Shivam Mishra July 14 2025

Fazer has decided to move forward with its plan for a new chocolate factory the Finnish group had put on hold amid concerns about the country's fiscal policy.

Last year, Fazer paused plans to build a new plant in the southern city of Lahti after the Finnish government announced a proposal to raise VAT on confectionery.
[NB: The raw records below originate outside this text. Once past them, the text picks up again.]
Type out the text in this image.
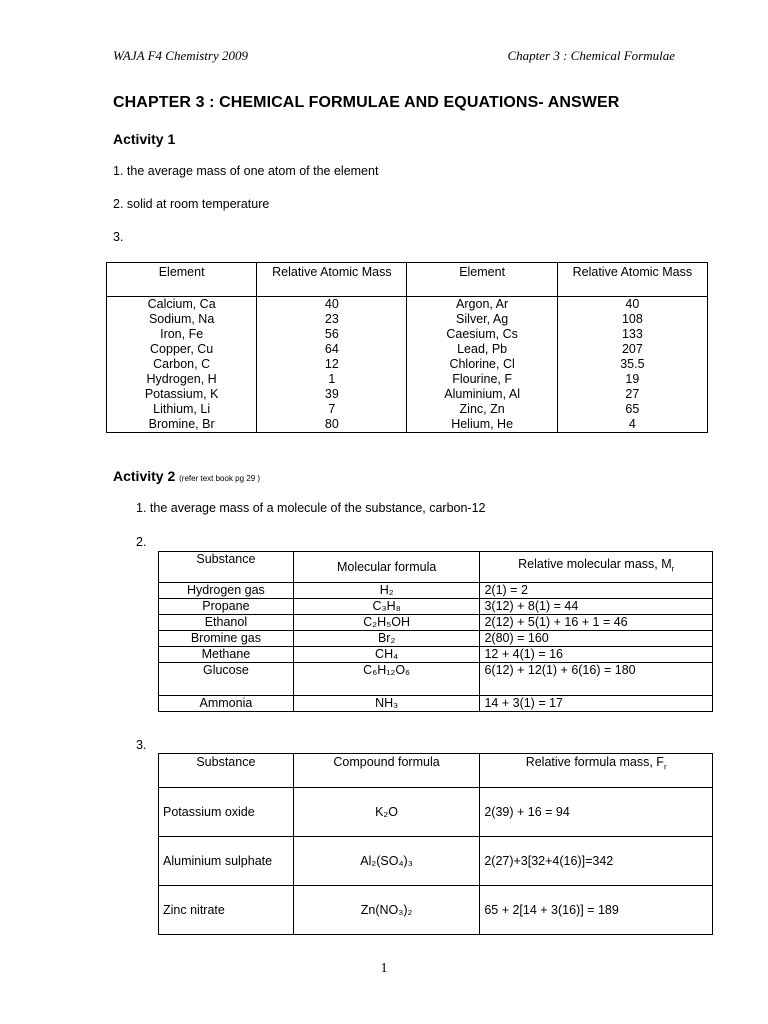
WAJA F4 Chemistry 2009	Chapter 3 : Chemical Formulae
CHAPTER 3 : CHEMICAL FORMULAE AND EQUATIONS- ANSWER
Activity 1
1. the average mass of one atom of the element
2. solid at room temperature
3.
Element	Relative Atomic Mass	Element	Relative Atomic Mass
Calcium, Ca	40	Argon, Ar	40
Sodium, Na	23	Silver, Ag	108
Iron, Fe	56	Caesium, Cs	133
Copper, Cu	64	Lead, Pb	207
Carbon, C	12	Chlorine, Cl	35.5
Hydrogen, H	1	Flourine, F	19
Potassium, K	39	Aluminium, Al	27
Lithium, Li	7	Zinc, Zn	65
Bromine, Br	80	Helium, He	4
Activity 2 (refer text book pg 29 )
1. the average mass of a molecule of the substance, carbon-12
2.
Substance	Molecular formula	Relative molecular mass, $M_r$
Hydrogen gas	H₂	2(1) = 2
Propane	C₃H₈	3(12) + 8(1) = 44
Ethanol	C₂H₅OH	2(12) + 5(1) + 16 + 1 = 46
Bromine gas	Br₂	2(80) = 160
Methane	CH₄	12 + 4(1) = 16
Glucose	C₆H₁₂O₆	6(12) + 12(1) + 6(16) = 180
Ammonia	NH₃	14 + 3(1) = 17
3.
Substance	Compound formula	Relative formula mass, $F_r$
Potassium oxide	K₂O	2(39) + 16 = 94
Aluminium sulphate	Al₂(SO₄)₃	2(27)+3[32+4(16)]=342
Zinc nitrate	Zn(NO₃)₂	65 + 2[14 + 3(16)] = 189
1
A year later, the idea was shelved.

Today, Fazer said it would proceed with the project, with the site set to be completed in 2028 at a cost of €400m ($467.3m).

”The investment of approximately €400m is the largest in Fazer's history and it is also significant from a Finnish food industry perspective," president and CEO Christoph Vitzthum said. "The new factory will support both our domestic as well as international growth and demonstrates our strong belief in the competitiveness of Finnish food production also in the international markets."

The facility, located in the Pippo industrial area of Lahti, will span around 33,300 m2. Lahti is already home to a Fazer crisps factory, a bakery, a gluten-free site and a xylitol facility.

Fazer's confectionery brands include Karl Fazer milk chocolate, Geisha and Duml.  

The company also operates in the bakery, non-dairy, and plant-based food markets. 

It employs more than 4,000 people in Finland, with other production plants in Vantaa and Lappeenranta.  

Fazer said Vantaa will continue to host its biscuit factory, a “large” bakery, head office operations, part of the chocolate production, and the Fazer Experience visitor centre.  

Lahti already houses a Fazer Mill, a sourdough bread factory, a bakery, a gluten-free bakery, and a xylitol factory. 

In May, Fazer announced an €11m investment to expand its rye bread production capacity in Lahti.  

In 2024, Fazer reported net sales of €1.18bn, with a 1% growth after currency adjustments. Comparable net sales, excluding the dairy division, rose by 3%.  

Comparable EBITDA increased by 3% to €141.4m, and the comparable operating result surged by 14% to €75.9m. Group net sales resulted in a profit of €34.7m, recovering from an €86.5m loss the previous year.